S'il en était autrement, ce ne pourrait être que pour peu de temps tout au plus, à moins que des forces nouvelles n'entrent en jeu et n'arrêtent ou ne déracinent la tendance à la formation de grands agrégats impériaux, qui actuellement domine le monde. La position serait alors, pour un temps, très semblable à celle de l'Europe féodale quand elle était en travail abortif d'une chrétienté unie : un grand enchevêtrement d'intérêts hétérogènes et compliqués se chevauchant et s'interpénétrant, et une masse de petites puissances, comptant certes pour quelque chose, mais surplombées et en partie tyrannisées par un petit nombre de grandes puissances qui débrouilleraient l'inévitable complexité de leurs intérêts alliés, divisés ou antagonistes par tous les moyens que pourrait leur offrir le nouveau système mondial, et se serviraient à leurs fins de toutes les classes, toutes les idées, les tendances et les institutions sur lesquelles elles pourraient mettre la main. Oh verrait alors surgir des problèmes de marchés ou de fiefs asiatiques, africains ou américains ; des luttes de classes, parties d'une simple question nationale et devenues internationales; le socialisme, l'anarchisme et tout le résidu d'un âge de concurrence batailler pour la suprématie ; les égoïsmes d'Europe, d'Asie et d'Amérique s'entrechoquer. De toute cette confusion, il faudrait bien que sorte quelque chose. Il se pourrait que ce fût par des méthodes très différentes de celles que l'histoire nous a rendues familières : la guerre pourrait être éliminée ou réduite à un rare phénomène de guerre civile au sein de la confédération ou du Commonwealth international ; de nouvelles sortes de coercitions, tels les embargos commerciaux que nous voyons maintenant se multiplier, pourraient peut-être la remplacer, ou d'autres expédients dont nous n'avons aucune idée à l'heure actuelle. Mais pour l'humanité en général, la situation serait essentiellement la même que celle qui confrontait les petits agrégats informes d'autrefois, et elle devrait aboutir aux mêmes résultats : succès, réalisation partielle ou échec.

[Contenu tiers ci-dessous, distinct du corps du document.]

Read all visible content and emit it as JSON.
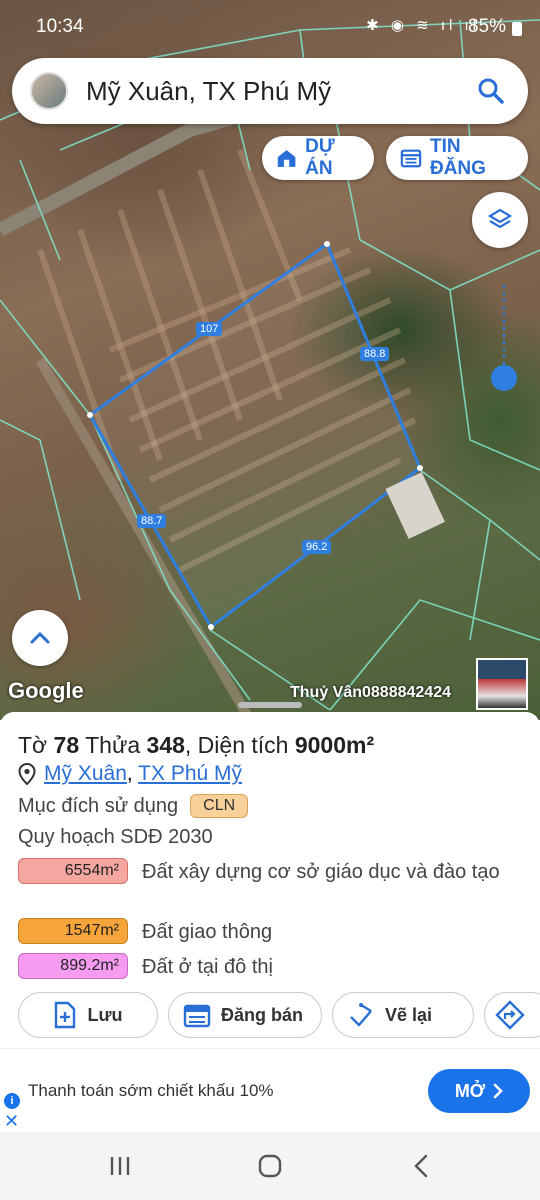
{
  "status": {
    "time": "10:34",
    "battery": "85%"
  },
  "search": {
    "text": "Mỹ Xuân, TX Phú Mỹ"
  },
  "map": {
    "buttons": {
      "du_an": "DỰ ÁN",
      "tin_dang": "TIN ĐĂNG"
    },
    "edges": [
      "107",
      "88.8",
      "96.2",
      "88.7"
    ],
    "google": "Google",
    "watermark": "Thuỷ Vân0888842424"
  },
  "parcel": {
    "title_prefix": "Tờ ",
    "to": "78",
    "mid1": " Thửa ",
    "thua": "348",
    "mid2": ", Diện tích ",
    "area": "9000m²",
    "location_1": "Mỹ Xuân",
    "location_sep": ", ",
    "location_2": "TX Phú Mỹ",
    "purpose_label": "Mục đích sử dụng",
    "purpose_code": "CLN",
    "plan_title": "Quy hoạch SDĐ 2030",
    "zones": [
      {
        "area": "6554m²",
        "label": "Đất xây dựng cơ sở giáo dục và đào tạo",
        "color": "#f6a6a0",
        "border": "#d9726a"
      },
      {
        "area": "1547m²",
        "label": "Đất giao thông",
        "color": "#f5a53a",
        "border": "#c9801e"
      },
      {
        "area": "899.2m²",
        "label": "Đất ở tại đô thị",
        "color": "#f59cf0",
        "border": "#c96ac4"
      }
    ]
  },
  "actions": {
    "save": "Lưu",
    "sell": "Đăng bán",
    "redraw": "Vẽ lại"
  },
  "ad": {
    "text": "Thanh toán sớm chiết khấu 10%",
    "button": "MỞ"
  },
  "colors": {
    "accent": "#2a6fd6",
    "parcel_line": "#2f7fe0",
    "cadastral_line": "#7fe0c8"
  }
}
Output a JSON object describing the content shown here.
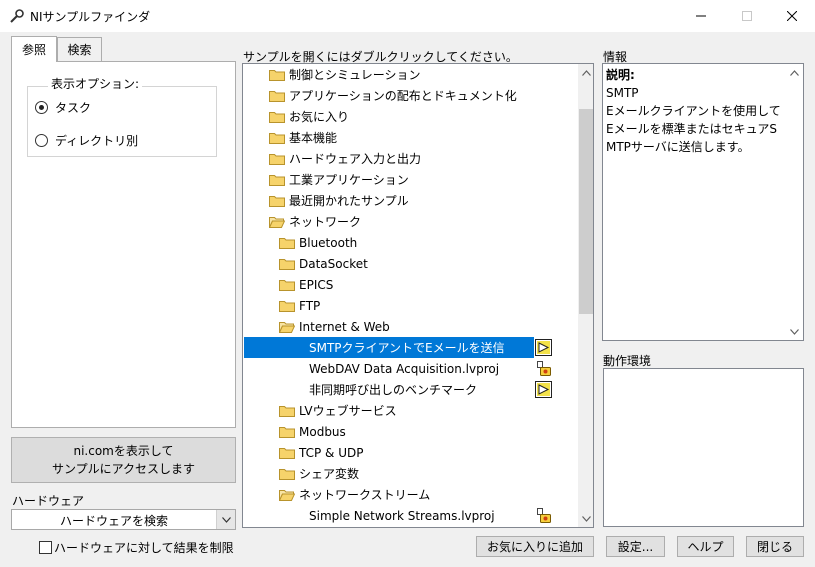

La simplification la plus naturelle du problème, bien qu'elle ne semble pas possible à présent, serait de diviser le monde en un petit nombre d'agrégats impériaux composés de common­wealths ou d'empires en partie fédéraux, en partie confédérés. La force actuelle des égoïsmes nationaux rend irréalisable pareille création, mais il se pourrait que l'évolution des idées et la pression de circonstances différentes, la rendent possible un jour et que nous arrivions à une étroite confédération. L'Amérique semble se tourner obscurément vers une plus large entente entre les États-Unis, devenus de plus en plus cosmopolites, et les républiques latines d'Amérique Centrale et du Sud ; cette entente pourrait éventuellement se matérialiser sous forme d'État interaméricain confédéré. Si l'Allemagne et l'Autriche n'avaient été complètement brisées par la guerre, l'idée d'un empire teutonique confédéré aurait eu des chances de se réaliser dans un proche avenir ; et même si ces nations sont maintenant brisées, cette idée peut encore se réaliser dans un avenir plus lointain. Des agrégats du même genre peuvent émerger dans le monde asiatique. La répartition de l'humanité en grands agrégats naturels aurait l'avantage de simplifier un certain nombre de problèmes mondiaux difficiles, et la paix s'affermissant, la compréhension mutuelle et les idées s'élargissant, l'agrégation en un seul État mondial pourrait se faire relativement sans peine.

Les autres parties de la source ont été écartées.